“Non ci sono palchi di serie B, Sanremo e profitto non sono covid free”: ‘bloccati’ gli studi Rai a Milano
“Questa sera, come collettivo LUMe, abbiamo deciso di bloccare simbolicamente le porte degli studi televisivi della RAI a Milano di C.so Sempione 27 perché reputiamo inaccettabile, considerata la grave situazione in cui versa il mondo dell’arte e dello spettacolo, che si legittimi la narrazione per la quale esistono teatri di serie A e di serie B”. E’ quanto si legge nel comunicato firmato da “Lume”, il collettivo di studenti, musicisti e artisti che ha voluto dire così il proprio no, forte e chiaro, al Festival di Sanremo.
“Mentre governo e regione Lombardia si fronteggiano a colpa di numeri ed R(t), gli imprenditori e i negozianti invocano class-actions la politica si è dimenticata della cultura: teatri, i musei, gli spazi musicali ed espositivi chiusi senza prospettiva, quasi 600.000 lavoratrici e lavoratori senza certezze e con pochissimi sussidi (soprattutto se paragonati alla media europea). Per mesi si è parlato dei banchi con le rotelle invece che organizzare un’istruzione in presenza ma sicura, quale è il modo migliore per distogliere lo sguardo dal terribile stato in cui versano i settori dell’arte e della cultura in Italia? IL FESTIVAL DI SANREMO. La macchina burocratica e finanziaria che sta dietro al festival non si può fermare, anche in deroga alle norme anti-contagio, il business del festival deve andare avanti, troppi i profitti economici che girano intorno alla kermesse. Ancora una volta, nella triste storia della pandemia, i profitti guidano la linea politica del Governo nel decidere chi deve aprire e chi deve restare chiuso. Il problema, sia chiaro, non è il Festival di Sanremo bensì il messaggio che verrà fatto passare a gran voce: lo spettacolo e la cultura, nonostante tutto, non si fermano e vanno avanti. Lo spettacolo e la cultura, quel variegato ed eterogeneo mondo composto in gran parte da precarie e precari “imprenditori di sé stessi”, sta invece morendo nell’indifferenza generale.
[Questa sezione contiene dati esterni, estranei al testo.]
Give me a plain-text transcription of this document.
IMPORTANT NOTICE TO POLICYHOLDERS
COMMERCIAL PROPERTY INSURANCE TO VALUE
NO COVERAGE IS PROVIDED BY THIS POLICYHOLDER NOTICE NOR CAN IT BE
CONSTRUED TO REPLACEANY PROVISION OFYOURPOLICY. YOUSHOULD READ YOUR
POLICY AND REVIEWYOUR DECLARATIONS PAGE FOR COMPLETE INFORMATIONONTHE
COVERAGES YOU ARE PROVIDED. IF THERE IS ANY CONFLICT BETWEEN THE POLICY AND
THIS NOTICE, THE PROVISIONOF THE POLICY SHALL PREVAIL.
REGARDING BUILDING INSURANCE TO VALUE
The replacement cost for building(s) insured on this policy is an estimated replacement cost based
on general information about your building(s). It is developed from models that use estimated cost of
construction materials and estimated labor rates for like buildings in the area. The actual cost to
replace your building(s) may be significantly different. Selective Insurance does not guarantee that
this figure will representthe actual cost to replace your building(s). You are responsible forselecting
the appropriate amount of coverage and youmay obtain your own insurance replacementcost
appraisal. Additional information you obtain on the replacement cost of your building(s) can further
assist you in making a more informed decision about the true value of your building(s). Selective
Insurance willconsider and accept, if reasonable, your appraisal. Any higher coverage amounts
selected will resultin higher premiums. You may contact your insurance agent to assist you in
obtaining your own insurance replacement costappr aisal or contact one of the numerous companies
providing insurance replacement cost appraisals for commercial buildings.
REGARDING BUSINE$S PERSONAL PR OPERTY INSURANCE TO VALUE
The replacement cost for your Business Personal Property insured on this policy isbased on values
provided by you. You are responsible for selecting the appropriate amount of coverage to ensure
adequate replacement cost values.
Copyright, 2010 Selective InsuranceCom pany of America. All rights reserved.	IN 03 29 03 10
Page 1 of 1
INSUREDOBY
Le parole del Ministro della cultura Franceschini, che ha dichiarato tempo fa che “nessuno è stato lasciato da solo nell’attraversamento di questo deserto”, pesano come macigni sulle spalle degli operatori e delle operatrici dello spettacolo che non lavorano da mesi né hanno ricevuto forme di reddito. Impegnarsi per far svolgere il Festival e non per dare fondi e futuro alla cultura, in tutte le sue sfaccettature e rappresentazioni, è un gesto gravissimo che va condannato con fermezza. I diversi milioni di euro (di fondi pubblici) investiti ogni anno nel Festival devono essere destinati alla ripresa di tutto il comparto culturale non solo dell’ “elites culturale” dell’Ariston”.